00:19:53.600 It's important to ensure that you have the necessary diagnostic data available at the time a production issue arises. Understanding the context of an error—like what caused it or how many users are being affected—helps you mitigate its consequences.
00:20:37.240 At this point, I cannot stress the importance of ensuring that someone is responsible for addressing these issues on your team. Every organization, regardless of size, should prioritize assigning responsibility so that any detected problems can be promptly addressed.
00:21:41.200 That said, how you choose to structure your team to manage production monitoring can take different approaches. One viable method involves creating a dedicated bug team tasked with monitoring production tools and identifying urgent problems.
00:22:36.600 This model can work, but it has drawbacks, as it may hinder individual developers from learning from production incidents. Another method involves running a rotation system, having team members take turns being responsible for bug monitoring for a period.
00:23:41.640 Finally, there’s the notion of accountability. The last person who modified the code may have insights into the cause of a problem. This way, they can work through the issue or provide context on why it’s happening.
00:24:23.520 A measured approach towards handling post-deployment bugs should strive for a blame-free culture. Establishing this kind of environment allows software engineers to learn from their mistakes while working collaboratively.
00:25:19.440 To conclude, as you work to avoid the sins of production monitoring, adhere to the core principles of quality assurance: accept that software will break, implement automated error hooks, and aggregate your error data.
00:26:10.640 Make use of team chat for notifications, prioritize critical issues, and ensure that you can access diagnostic data. Lastly, make certain that there is accountability—someone should be responsible for acting on detected issues.
00:27:08.640 These core tenets should inform your workflow as you seek to bolster your production monitoring strategies.

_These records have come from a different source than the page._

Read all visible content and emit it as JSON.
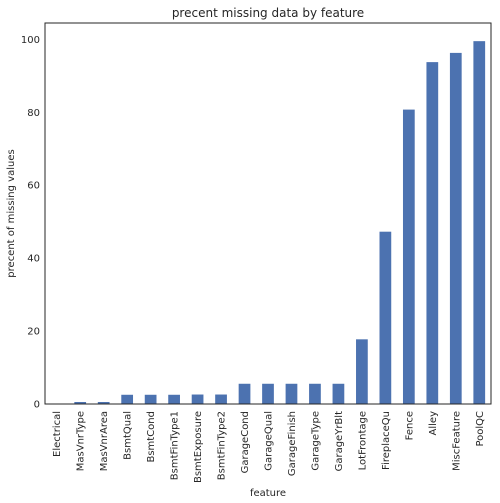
{
  "chart_data": {
    "type": "bar",
    "title": "precent missing data by feature",
    "xlabel": "feature",
    "ylabel": "precent of missing values",
    "categories": [
      "Electrical",
      "MasVnrType",
      "MasVnrArea",
      "BsmtQual",
      "BsmtCond",
      "BsmtFinType1",
      "BsmtExposure",
      "BsmtFinType2",
      "GarageCond",
      "GarageQual",
      "GarageFinish",
      "GarageType",
      "GarageYrBlt",
      "LotFrontage",
      "FireplaceQu",
      "Fence",
      "Alley",
      "MiscFeature",
      "PoolQC"
    ],
    "values": [
      0.07,
      0.55,
      0.55,
      2.53,
      2.53,
      2.53,
      2.6,
      2.6,
      5.55,
      5.55,
      5.55,
      5.55,
      5.55,
      17.74,
      47.26,
      80.75,
      93.77,
      96.3,
      99.52
    ],
    "ylim": [
      0,
      104.5
    ],
    "yticks": [
      0,
      20,
      40,
      60,
      80,
      100
    ],
    "grid": false,
    "colors": {
      "bar": "#4c72b0",
      "axis": "#262626"
    }
  }
}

00:27:36.480 Are there any questions? (pause for audience questions) That’s a great question. When you have a lot of bugs that seem to appear at a similar level of priority or frequency, how do you prioritize fixing them?
00:28:07.920 One approach is to simply have a team project where you identify and address the most pressing issues. Another technique, known as 'declaring bankruptcy,' involves identifying duplicate bugs and cleaning house to reduce clutter.
00:28:56.440 We recently added a feature to Bugsnag that allows you to ‘snooze’ alerts, meaning if you’re not concerned about a specific issue right now, you can temporarily mute it while still being notified if it worsens.
00:29:51.680 This creates a more manageable situation instead of overwhelming developers with alerts. If a significant number of errors occur due to the same root cause, focus on fixing that specific issue first.
00:30:47.600 In summary, building and maintaining an effective production monitoring framework entails comprehensively addressing these concerns through thoughtful processes and cultural shifts. Avoid pitfalls where you feel everything’s okay and empower your engineering teams to speak up when issues arise.
00:31:53.760 Keep the lines of communication open; learn from feedback, prioritize action items, and surely you will manage to thrive in a quality-focused development environment.
00:32:12.960 Thank you all for joining me today and I look forward to seeing you successfully develop and monitor your applications.”